Das Ergebnis bedeutet für die NPD Niedersachsen eine krachende Niederlage: Bei der Landtagswahl 2013 konnte die neonazistische Partei lediglich 0,8% der Stimmen erringen. Damit ist der NPD Niedersachsen der Weg der Parteienfinanzierung versperrt, die Zukunft des niedersächsischen Landesverbandes ungewiss.
Während zur Landtagswahl 2008 noch ein Ergebnis von 1,5% der Stimmen
errungen werden konnte, musste die NPD Niedersachsen bei der
diesjährigen Landtagswahl in Niedersachsen herbe Verluste hinnehmen. Die
NPD verlor nahezu die Hälfte ihrer Stimmenanteile und konnte lediglich 0,8% der Stimmen auf sich vereinen.

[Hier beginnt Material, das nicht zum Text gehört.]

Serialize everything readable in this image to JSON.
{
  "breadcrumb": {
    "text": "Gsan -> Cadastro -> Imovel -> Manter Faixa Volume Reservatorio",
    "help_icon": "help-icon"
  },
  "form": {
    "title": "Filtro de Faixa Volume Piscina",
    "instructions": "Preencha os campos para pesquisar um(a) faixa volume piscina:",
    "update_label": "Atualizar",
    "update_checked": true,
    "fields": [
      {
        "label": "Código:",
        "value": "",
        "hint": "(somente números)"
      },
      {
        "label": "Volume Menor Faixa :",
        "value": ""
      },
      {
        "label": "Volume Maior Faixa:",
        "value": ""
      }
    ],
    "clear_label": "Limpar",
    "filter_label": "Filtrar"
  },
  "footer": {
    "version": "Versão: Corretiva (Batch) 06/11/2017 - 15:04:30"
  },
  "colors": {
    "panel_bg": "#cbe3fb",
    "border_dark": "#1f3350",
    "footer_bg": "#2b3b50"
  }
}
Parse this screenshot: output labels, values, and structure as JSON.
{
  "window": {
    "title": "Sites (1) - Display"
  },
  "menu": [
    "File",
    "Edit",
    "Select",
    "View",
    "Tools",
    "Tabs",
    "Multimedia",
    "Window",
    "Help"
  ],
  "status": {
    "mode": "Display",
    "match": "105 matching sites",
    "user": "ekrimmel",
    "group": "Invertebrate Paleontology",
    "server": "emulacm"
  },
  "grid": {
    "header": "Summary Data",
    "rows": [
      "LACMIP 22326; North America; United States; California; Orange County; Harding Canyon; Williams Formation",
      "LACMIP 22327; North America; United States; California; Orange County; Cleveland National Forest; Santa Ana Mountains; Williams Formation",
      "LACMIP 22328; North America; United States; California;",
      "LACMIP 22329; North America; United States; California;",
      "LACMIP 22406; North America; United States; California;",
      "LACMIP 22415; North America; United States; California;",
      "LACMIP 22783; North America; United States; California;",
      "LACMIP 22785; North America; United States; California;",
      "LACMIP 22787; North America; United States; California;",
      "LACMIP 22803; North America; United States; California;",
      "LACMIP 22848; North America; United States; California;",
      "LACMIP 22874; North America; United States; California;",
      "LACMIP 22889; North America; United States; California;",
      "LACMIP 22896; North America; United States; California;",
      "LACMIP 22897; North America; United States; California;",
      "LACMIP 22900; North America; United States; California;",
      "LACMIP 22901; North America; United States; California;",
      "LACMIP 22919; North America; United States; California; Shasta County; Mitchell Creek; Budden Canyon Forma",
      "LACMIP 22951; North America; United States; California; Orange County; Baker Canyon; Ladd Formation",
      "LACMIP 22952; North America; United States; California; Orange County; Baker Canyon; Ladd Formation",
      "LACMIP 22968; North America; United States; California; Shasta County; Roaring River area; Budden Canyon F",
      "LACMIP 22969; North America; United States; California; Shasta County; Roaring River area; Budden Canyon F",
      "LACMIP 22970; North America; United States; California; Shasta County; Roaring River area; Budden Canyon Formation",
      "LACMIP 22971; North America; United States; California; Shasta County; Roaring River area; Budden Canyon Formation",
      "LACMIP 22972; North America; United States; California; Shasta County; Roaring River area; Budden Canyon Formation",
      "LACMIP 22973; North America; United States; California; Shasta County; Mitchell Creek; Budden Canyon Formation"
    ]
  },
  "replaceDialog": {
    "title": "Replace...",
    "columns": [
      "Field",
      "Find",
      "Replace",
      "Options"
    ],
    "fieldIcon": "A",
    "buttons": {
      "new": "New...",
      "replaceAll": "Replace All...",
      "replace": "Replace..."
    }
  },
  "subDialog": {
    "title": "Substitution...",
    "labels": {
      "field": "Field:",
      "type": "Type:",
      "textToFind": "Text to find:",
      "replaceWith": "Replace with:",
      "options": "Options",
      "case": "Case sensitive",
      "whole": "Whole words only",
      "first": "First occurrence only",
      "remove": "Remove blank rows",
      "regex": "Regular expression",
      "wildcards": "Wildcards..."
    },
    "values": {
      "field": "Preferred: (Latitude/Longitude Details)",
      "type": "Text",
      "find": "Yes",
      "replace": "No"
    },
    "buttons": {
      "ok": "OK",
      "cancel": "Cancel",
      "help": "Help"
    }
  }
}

Weitaus desaströser als der reine Stimmenverlust dürfte sich das
Scheitern an der 1% Hürde auswirken. Diese magische Grenze entscheidet
bei Landtagswahlen über staatliche Zuwendungen, besser bekannt als „Parteifinanzierung“ oder „Wahlkampfkostenrückerstattung“.
Maßgebend
für deren Höhe ist die „Verwurzelung in der Gesellschaft“ der
jeweiligen Partei, gemessen an den bei Europa-, Bundestags- und
Landtagswahlen erzielten Stimmen. Bei den Landtagswahlen misst sich diese
„Verwurzelung“ an der 1% -Hürde. Eine Hürde, an der die NPD
Niedersachsen, welche mit dem Slogan „Sturmfest und erdverwachsen“ auf
Stimmenfang ging, nun scheiterte.
Dass die NPD in ihrem
Stammland Niedersachsen, jenem Bundesland, in dem sie 1964 gegründet
wurde, nach den vorangegangenen Erfolgen bei den niedersächsischen
Kommunalwahlen 2011 nun schwere Verluste einfuhr, ist auf
verschiedene Faktoren zurückzuführen. Der derzeitige Zustand der
niedersächsischen NPD dürfte dabei ausschlaggebend gewesen sein.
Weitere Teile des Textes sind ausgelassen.